ERIC Number: ED390879
Record Type: RIE
Publication Date: 1986-May
Reference Count: N/A
The Effect of Exceeding Prescribed Time Limits in the Administration of Standardized Achievement Tests: An Abstract. Research Series. CEPSE/No. 5.
Rudman, Herbert C.; Raudenbush, Stephen W.
The effect on achievement when the prescribed maximum time limits of a standardized achievement test are exceeded was studied using students nested in block-by-treatment combinations. The analysis was a hierarchical (nested) randomized blocks analysis of covariance involving 408 fifth graders taking the Stanford Achievement Test in Lansing, Michigan.
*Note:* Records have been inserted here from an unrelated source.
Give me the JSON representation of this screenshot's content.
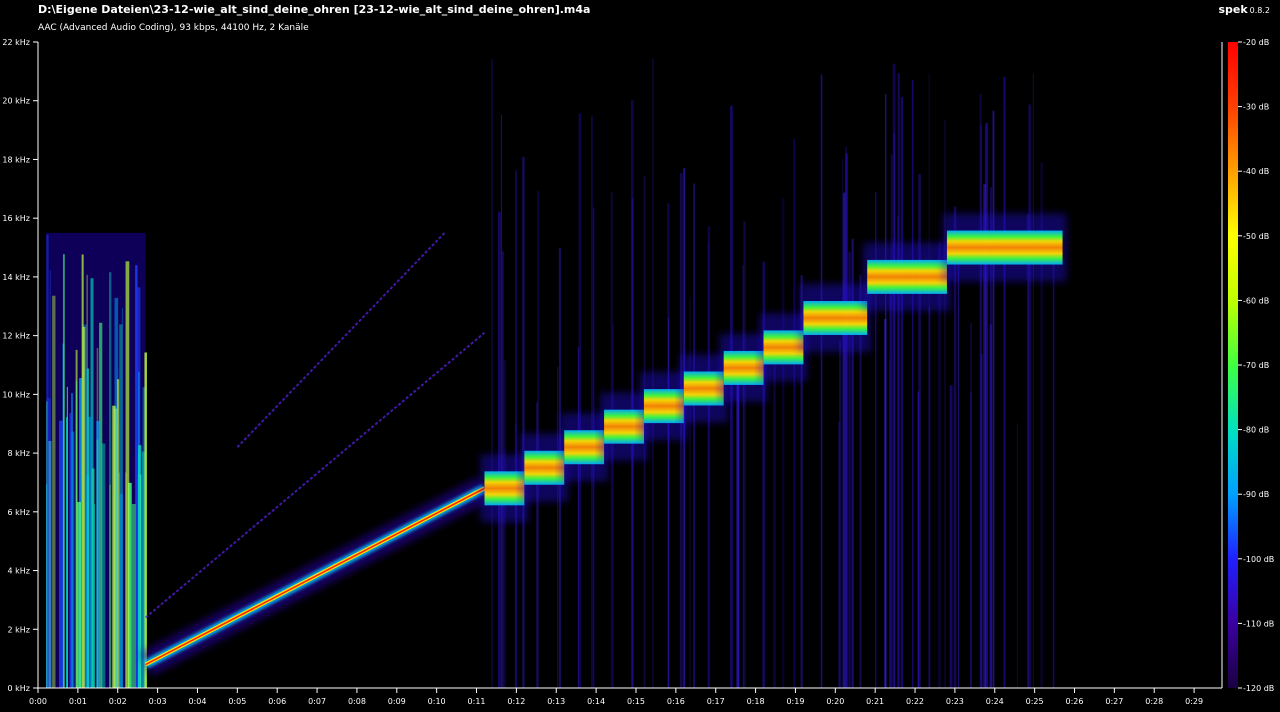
{
  "header": {
    "file_path": "D:\\Eigene Dateien\\23-12-wie_alt_sind_deine_ohren [23-12-wie_alt_sind_deine_ohren].m4a",
    "file_info": "AAC (Advanced Audio Coding), 93 kbps, 44100 Hz, 2 Kanäle",
    "app_name": "spek",
    "app_version": "0.8.2"
  },
  "colors": {
    "background": "#000000",
    "axis": "#ffffff",
    "sweep_low": "#2a00b0",
    "sweep_mid": "#00c8ff",
    "sweep_high": "#ffe000",
    "sweep_peak": "#ff2000"
  },
  "chart_data": {
    "type": "heatmap",
    "subtype": "spectrogram",
    "xlabel": "",
    "ylabel": "",
    "x_unit": "time (m:ss)",
    "xlim_seconds": [
      0,
      29.7
    ],
    "ylim_khz": [
      0,
      22
    ],
    "x_ticks": [
      "0:00",
      "0:01",
      "0:02",
      "0:03",
      "0:04",
      "0:05",
      "0:06",
      "0:07",
      "0:08",
      "0:09",
      "0:10",
      "0:11",
      "0:12",
      "0:13",
      "0:14",
      "0:15",
      "0:16",
      "0:17",
      "0:18",
      "0:19",
      "0:20",
      "0:21",
      "0:22",
      "0:23",
      "0:24",
      "0:25",
      "0:26",
      "0:27",
      "0:28",
      "0:29"
    ],
    "y_ticks": [
      "0 kHz",
      "2 kHz",
      "4 kHz",
      "6 kHz",
      "8 kHz",
      "10 kHz",
      "12 kHz",
      "14 kHz",
      "16 kHz",
      "18 kHz",
      "20 kHz",
      "22 kHz"
    ],
    "y_tick_values_khz": [
      0,
      2,
      4,
      6,
      8,
      10,
      12,
      14,
      16,
      18,
      20,
      22
    ],
    "colorbar": {
      "ticks": [
        "-20 dB",
        "-30 dB",
        "-40 dB",
        "-50 dB",
        "-60 dB",
        "-70 dB",
        "-80 dB",
        "-90 dB",
        "-100 dB",
        "-110 dB",
        "-120 dB"
      ],
      "range_db": [
        -120,
        -20
      ],
      "colors": [
        "#1a0040",
        "#3a00a0",
        "#2020ff",
        "#00a0ff",
        "#00e0c0",
        "#40ff40",
        "#c0ff00",
        "#ffff00",
        "#ffa000",
        "#ff4000",
        "#ff0000"
      ]
    },
    "series": [
      {
        "kind": "linear_sweep",
        "points_sec_khz": [
          [
            2.7,
            0.8
          ],
          [
            11.2,
            6.8
          ]
        ]
      },
      {
        "kind": "stepped_tones",
        "steps_sec_khz": [
          [
            11.2,
            12.2,
            6.8
          ],
          [
            12.2,
            13.2,
            7.5
          ],
          [
            13.2,
            14.2,
            8.2
          ],
          [
            14.2,
            15.2,
            8.9
          ],
          [
            15.2,
            16.2,
            9.6
          ],
          [
            16.2,
            17.2,
            10.2
          ],
          [
            17.2,
            18.2,
            10.9
          ],
          [
            18.2,
            19.2,
            11.6
          ],
          [
            19.2,
            20.8,
            12.6
          ],
          [
            20.8,
            22.8,
            14.0
          ],
          [
            22.8,
            25.7,
            15.0
          ]
        ]
      },
      {
        "kind": "noise_burst",
        "range_sec": [
          0.2,
          2.7
        ],
        "max_khz": 15.5
      },
      {
        "kind": "faint_harmonic",
        "points_sec_khz": [
          [
            2.7,
            2.4
          ],
          [
            11.2,
            12.1
          ]
        ]
      },
      {
        "kind": "faint_harmonic",
        "points_sec_khz": [
          [
            5.0,
            8.2
          ],
          [
            10.2,
            15.5
          ]
        ]
      }
    ]
  }
}
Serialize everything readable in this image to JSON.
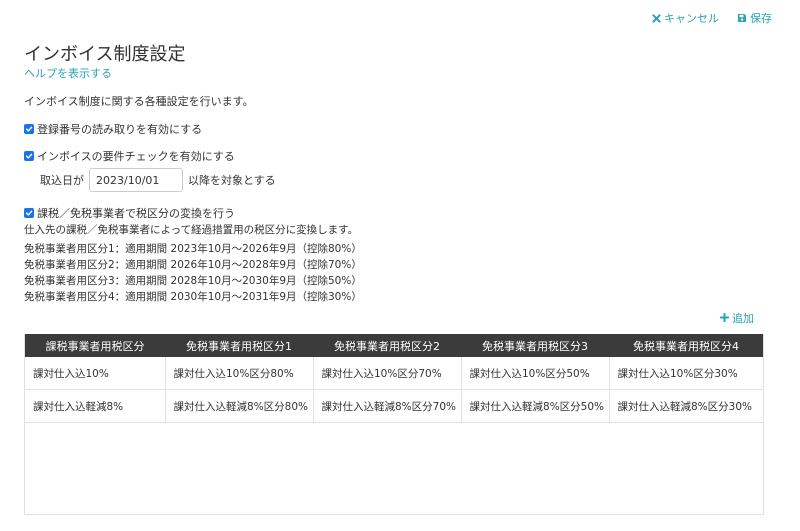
{
  "topbar": {
    "cancel_label": "キャンセル",
    "save_label": "保存"
  },
  "page": {
    "title": "インボイス制度設定",
    "help_link": "ヘルプを表示する",
    "description": "インボイス制度に関する各種設定を行います。"
  },
  "settings": {
    "read_registration": {
      "label": "登録番号の読み取りを有効にする",
      "checked": true
    },
    "requirement_check": {
      "label": "インボイスの要件チェックを有効にする",
      "checked": true
    },
    "date_prefix": "取込日が",
    "date_value": "2023/10/01",
    "date_suffix": "以降を対象とする",
    "convert_tax": {
      "label": "課税／免税事業者で税区分の変換を行う",
      "checked": true
    },
    "convert_note": "仕入先の課税／免税事業者によって経過措置用の税区分に変換します。",
    "periods": [
      "免税事業者用区分1：適用期間 2023年10月〜2026年9月（控除80%）",
      "免税事業者用区分2：適用期間 2026年10月〜2028年9月（控除70%）",
      "免税事業者用区分3：適用期間 2028年10月〜2030年9月（控除50%）",
      "免税事業者用区分4：適用期間 2030年10月〜2031年9月（控除30%）"
    ]
  },
  "table": {
    "add_label": "追加",
    "headers": [
      "課税事業者用税区分",
      "免税事業者用税区分1",
      "免税事業者用税区分2",
      "免税事業者用税区分3",
      "免税事業者用税区分4"
    ],
    "rows": [
      [
        "課対仕入込10%",
        "課対仕入込10%区分80%",
        "課対仕入込10%区分70%",
        "課対仕入込10%区分50%",
        "課対仕入込10%区分30%"
      ],
      [
        "課対仕入込軽減8%",
        "課対仕入込軽減8%区分80%",
        "課対仕入込軽減8%区分70%",
        "課対仕入込軽減8%区分50%",
        "課対仕入込軽減8%区分30%"
      ]
    ]
  },
  "colors": {
    "accent": "#2aa3b3",
    "checkbox": "#1a73e8",
    "table_header": "#3b3b3b"
  }
}
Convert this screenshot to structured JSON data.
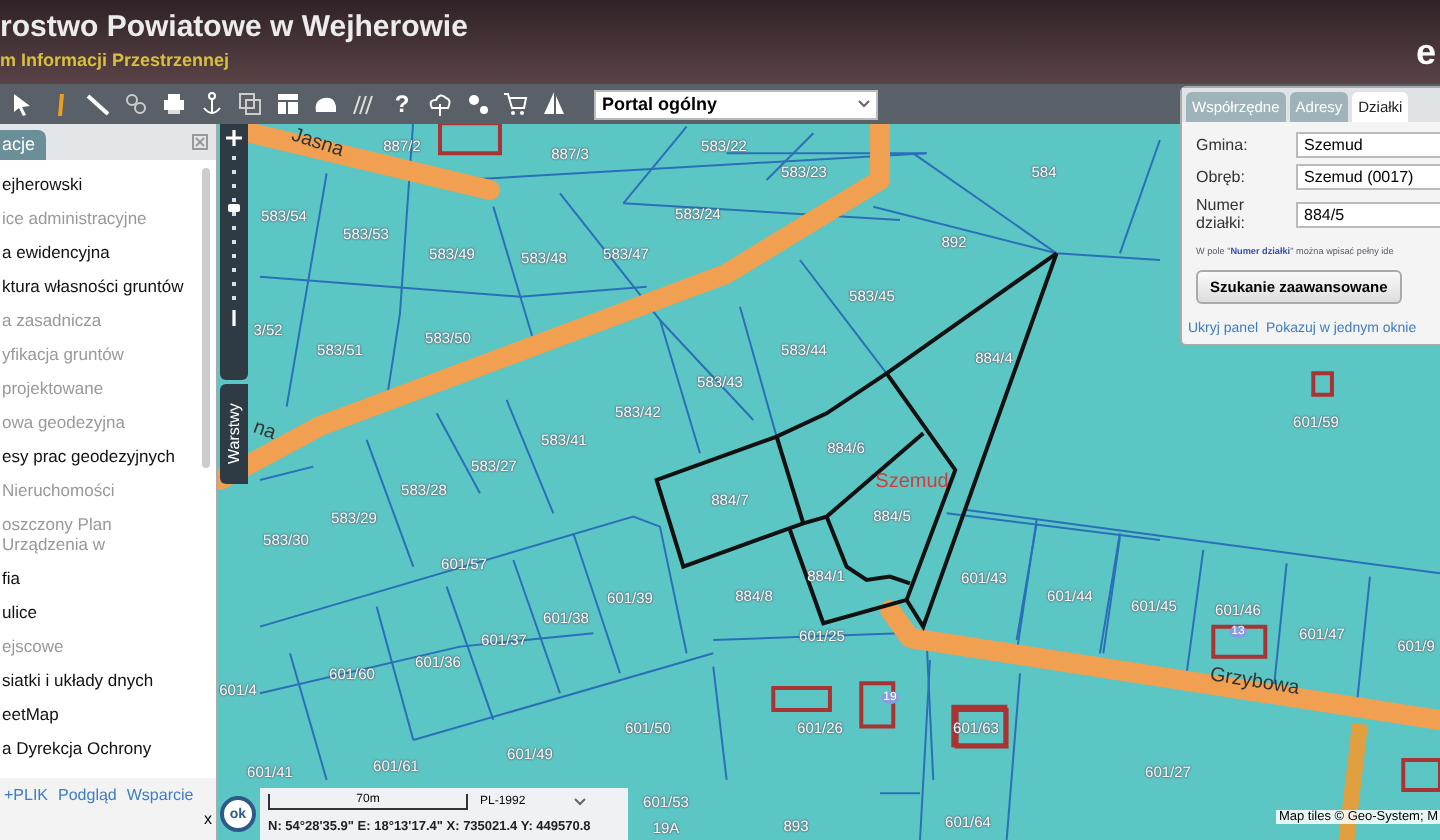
{
  "header": {
    "title": "rostwo Powiatowe w Wejherowie",
    "subtitle": "m Informacji Przestrzennej",
    "corner": "e"
  },
  "toolbar": {
    "help_glyph": "?",
    "portal_select": {
      "value": "Portal ogólny"
    }
  },
  "sidebar": {
    "tab": {
      "label": "acje",
      "selected": true
    },
    "items": [
      {
        "label": "ejherowski",
        "disabled": false
      },
      {
        "label": "ice administracyjne",
        "disabled": true
      },
      {
        "label": "a ewidencyjna",
        "disabled": false
      },
      {
        "label": "ktura własności gruntów",
        "disabled": false
      },
      {
        "label": "a zasadnicza",
        "disabled": true
      },
      {
        "label": "yfikacja gruntów",
        "disabled": true
      },
      {
        "label": "projektowane",
        "disabled": true
      },
      {
        "label": "owa geodezyjna",
        "disabled": true
      },
      {
        "label": "esy prac geodezyjnych",
        "disabled": false
      },
      {
        "label": "Nieruchomości",
        "disabled": true
      },
      {
        "label": "oszczony Plan Urządzenia w",
        "disabled": true
      },
      {
        "label": "fia",
        "disabled": false
      },
      {
        "label": "ulice",
        "disabled": false
      },
      {
        "label": "ejscowe",
        "disabled": true
      },
      {
        "label": "siatki i układy dnych",
        "disabled": false
      },
      {
        "label": "eetMap",
        "disabled": false
      },
      {
        "label": "a Dyrekcja Ochrony",
        "disabled": false
      }
    ],
    "footer_links": [
      "+PLIK",
      "Podgląd",
      "Wsparcie"
    ],
    "close_label": "x"
  },
  "map": {
    "layers_tab": "Warstwy",
    "streets": [
      "Jasna",
      "na",
      "Grzybowa"
    ],
    "parcels": [
      "887/2",
      "887/3",
      "583/22",
      "583/23",
      "584",
      "583/54",
      "583/24",
      "583/53",
      "892",
      "583/49",
      "583/48",
      "583/47",
      "583/45",
      "3/52",
      "583/51",
      "583/50",
      "583/44",
      "884/4",
      "583/43",
      "583/42",
      "601/59",
      "583/41",
      "884/6",
      "583/27",
      "583/28",
      "884/7",
      "583/29",
      "884/5",
      "583/30",
      "601/57",
      "884/1",
      "601/43",
      "601/39",
      "884/8",
      "601/44",
      "601/38",
      "601/45",
      "601/46",
      "601/37",
      "601/25",
      "601/47",
      "601/9",
      "601/60",
      "601/36",
      "601/4",
      "601/50",
      "601/26",
      "601/63",
      "601/41",
      "601/61",
      "601/49",
      "601/27",
      "601/53",
      "19A",
      "893",
      "601/64"
    ],
    "zoom_slider": {
      "level": 0.72
    },
    "municipality_label": "Szemud",
    "house_numbers": [
      "19",
      "13"
    ],
    "attribution": "Map tiles © Geo-System; M",
    "ok_button": "ok",
    "scale": "70m",
    "projection": "PL-1992",
    "coordinates": "N: 54°28'35.9\" E: 18°13'17.4\" X: 735021.4 Y: 449570.8"
  },
  "search_panel": {
    "tabs": [
      {
        "label": "Współrzędne",
        "selected": false
      },
      {
        "label": "Adresy",
        "selected": false
      },
      {
        "label": "Działki",
        "selected": true
      }
    ],
    "fields": [
      {
        "label": "Gmina:",
        "value": "Szemud"
      },
      {
        "label": "Obręb:",
        "value": "Szemud (0017)"
      },
      {
        "label": "Numer działki:",
        "value": "884/5"
      }
    ],
    "hint": "W pole \"**Numer działki**\" można wpisać pełny ide",
    "button": "Szukanie zaawansowane",
    "links": [
      "Ukryj panel",
      "Pokazuj w jednym oknie"
    ]
  }
}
Results indicated that excess testing time had a significant positive linear effect on reading comprehension and total reading scores and a significant nonlinear effect on the same outcomes. The benefit of excess time was most pronounced between maximum time and 5 minutes more and between 10 and 15 minutes excess time. No significant interactions were found between excess time and selected demographic variables. It was clear that decisions made at the classroom level were substantially more sensitive to the effects of excess time than were student level decisions. Results highlight the importance of excess time at various levels of aggregation. (Contains 9 tables and 24 references.) (SLD)
Publication Type: Reports - Research; Speeches/Meeting Papers
Education Level: N/A
Authoring Institution: Michigan State Univ., East Lansing. Dept. of Counseling, Educational Psychology, and Special Education.
Identifiers: Stanford Achievement Tests
Note: Paper presented at the Annual Meeting of the American Educational Research Association and the National Council on Measurement in Education (April 1986). For related studies, see TM 023 945-946.